Both funding announcements from South West Coast MP Denis Napthine come as kindergarten operators grapple with challenges of more teaching hours, a looming higher staff-children ratio and increasing enrolments.
Warrnambool’s 10 kindergartens are almost at capacity and Koroit’s sole teaching room is bursting at the seams. Work on both projects will start early next year with the aim to have them in use by 2014.
Koroit and District Pre- School Committee secretary Tammy Langdon and director Debbie Ferguson were overjoyed by the funding announcement after years of fund-raising and lobbying.
“We’ve only got one room and can’t meet our requirement for 15 hours teaching a week per child,” Ms Langdon said.
“It will be a win-win for the whole community to have a new kinder on the old hospital wing facing High Street, which will be part of a hub for health and child-care under Moyne Health Services.
“The former Koroit and district hospital board has given us $300,000 and Moyne Shire Council will match the state’s $300,000 and has promised to match further contributions up to $400,000.”
Warrnambool West Primary School principal Gavin Arnott and city council community services manager Kellie King said two unused school classrooms would be renovated to create facilities for 44 kindergarten-age children.
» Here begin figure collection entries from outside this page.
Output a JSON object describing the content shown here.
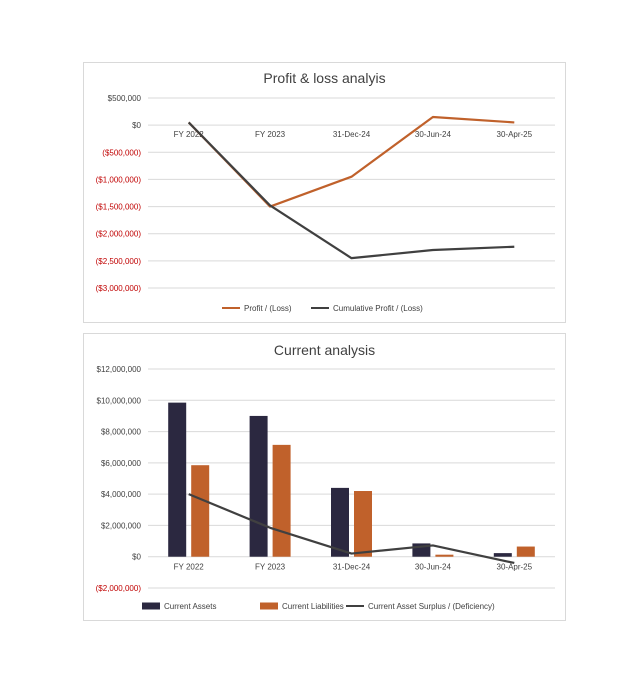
{
  "colors": {
    "profit": "#c0612b",
    "cumulative": "#404040",
    "assets": "#2b2840",
    "liabilities": "#c0612b",
    "surplus": "#404040",
    "negative_tick": "#c00000",
    "positive_tick": "#404040",
    "grid": "#d9d9d9"
  },
  "chart_data": [
    {
      "type": "line",
      "title": "Profit & loss analyis",
      "categories": [
        "FY 2022",
        "FY 2023",
        "31-Dec-24",
        "30-Jun-24",
        "30-Apr-25"
      ],
      "y_ticks": [
        "$500,000",
        "$0",
        "($500,000)",
        "($1,000,000)",
        "($1,500,000)",
        "($2,000,000)",
        "($2,500,000)",
        "($3,000,000)"
      ],
      "ylim": [
        -3000000,
        500000
      ],
      "series": [
        {
          "name": "Profit / (Loss)",
          "values": [
            50000,
            -1500000,
            -950000,
            150000,
            50000
          ]
        },
        {
          "name": "Cumulative Profit / (Loss)",
          "values": [
            50000,
            -1480000,
            -2450000,
            -2300000,
            -2240000
          ]
        }
      ],
      "grid": true,
      "legend": "bottom"
    },
    {
      "type": "bar",
      "title": "Current analysis",
      "categories": [
        "FY 2022",
        "FY 2023",
        "31-Dec-24",
        "30-Jun-24",
        "30-Apr-25"
      ],
      "y_ticks": [
        "$12,000,000",
        "$10,000,000",
        "$8,000,000",
        "$6,000,000",
        "$4,000,000",
        "$2,000,000",
        "$0",
        "($2,000,000)"
      ],
      "ylim": [
        -2000000,
        12000000
      ],
      "series": [
        {
          "name": "Current Assets",
          "kind": "bar",
          "values": [
            9850000,
            9000000,
            4400000,
            850000,
            230000
          ]
        },
        {
          "name": "Current Liabilities",
          "kind": "bar",
          "values": [
            5850000,
            7150000,
            4200000,
            130000,
            650000
          ]
        },
        {
          "name": "Current Asset Surplus / (Deficiency)",
          "kind": "line",
          "values": [
            4000000,
            1850000,
            200000,
            720000,
            -400000
          ]
        }
      ],
      "grid": true,
      "legend": "bottom"
    }
  ]
}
The school section will be fenced off and have its own entrance onto Hoddle Street close to the Beamish Street kinder.
“It’s a brilliant use of space and facilities - our school council started looking at this concept two years ago and we would eventually like to have a child-care hub here,” Mr Arnott said.
Ms King said the school project would help ease pressure across all the city’s 10 kindergartens, nine of which were managed by the council.
“By 2016 the staff-to-child ratio will drop from 1/15 to 1/11 and with existing facilities we would not cope,” she said.
Dr Napthine said the grants were part of a $40m statewide program for upgrades or development of integrated service hubs.